The above and other objects, features, advantages and technical and industrial significance of this invention will be better understood by reading the following detailed description of presently preferred embodiments of the invention, when considered in connection with the accompanying drawings.

BRIEF DESCRIPTION OF THE DRAWINGS

FIG. 1 is a block diagram illustrating a functional configuration of a digital watermark embedding device according to a first embodiment.

FIG. 2 is a block diagram illustrating a detailed configuration of a watermarked voice generating unit according to the first embodiment.

FIG. 3 is a diagram for explaining a method of embedding a watermark by the watermarked voice generating unit according to the first embodiment.

FIG. 4 is a block diagram illustrating a functional configuration of a digital watermark embedding device according to a second embodiment.

FIG. 5 is a block diagram illustrating a functional configuration of a digital watermark embedding device according to a third embodiment.

FIG. 6 is a block diagram illustrating a functional configuration of a digital watermark embedding device according to a fourth embodiment.

FIG. 7 is a block diagram illustrating a hardware configuration of the digital watermark embedding device according to the embodiments.

DETAILED DESCRIPTION OF THE PREFERRED EMBODIMENTS

First Embodiment

Exemplary embodiments of a digital watermark embedding device are described below with reference to the accompanying drawings. As illustrated in FIG. 1, a digital watermark embedding device 1 includes an estimating unit 101, a synthesized voice generating unit 102, an embedding control unit 103, and a watermarked voice generating unit 104. The digital watermark embedding device 1 receives input of an input text 10 containing character information, and outputs a synthesized voice 17 in which a digital watermark is embedded. The estimating unit 101 obtains the input text 10 from outside. In the following explanation, a “potentially risky segment” is defined as a voice section in which a “potentially risky expression” is used. Herein, a word, an expression, or a context that satisfies one of the following criteria is defined as a “potentially risky expression”.
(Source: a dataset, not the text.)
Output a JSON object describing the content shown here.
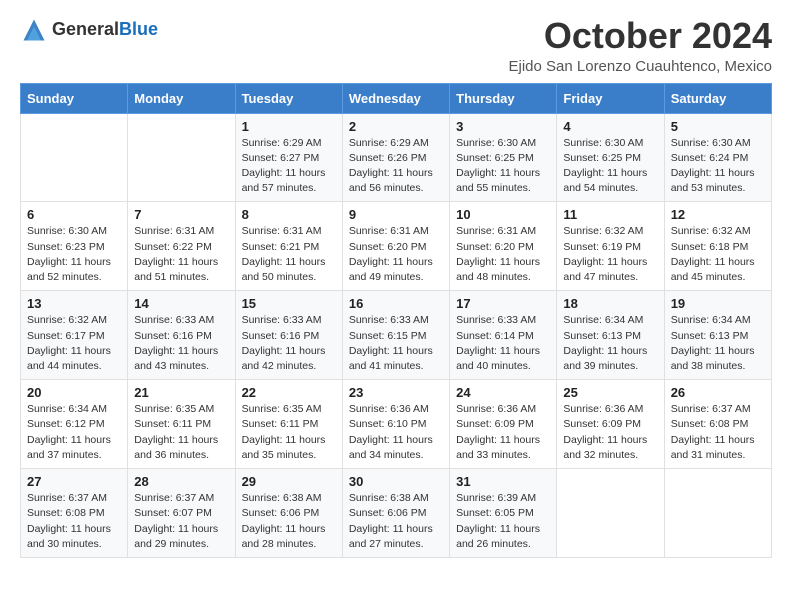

    • words, expressions, and contexts, such as discriminatory terms or obscene expressions, that are not suitable in broadcasting
    • words, expressions, and contexts associated with crimes such as impersonation frauds or associated with the planning of such crimes
    • words, expressions, and contexts that may lead to defamation of other people

The estimating unit 101 determines potentially risky segments from the input text 10, and determines the degree of risk of each such section. Herein, the input text 10 can represent intermediate language information, which is an expression in the text format of prosodic information obtained by performing text analysis. Regarding determination of the potentially risky segment, it is possible to think of the following methods, for example.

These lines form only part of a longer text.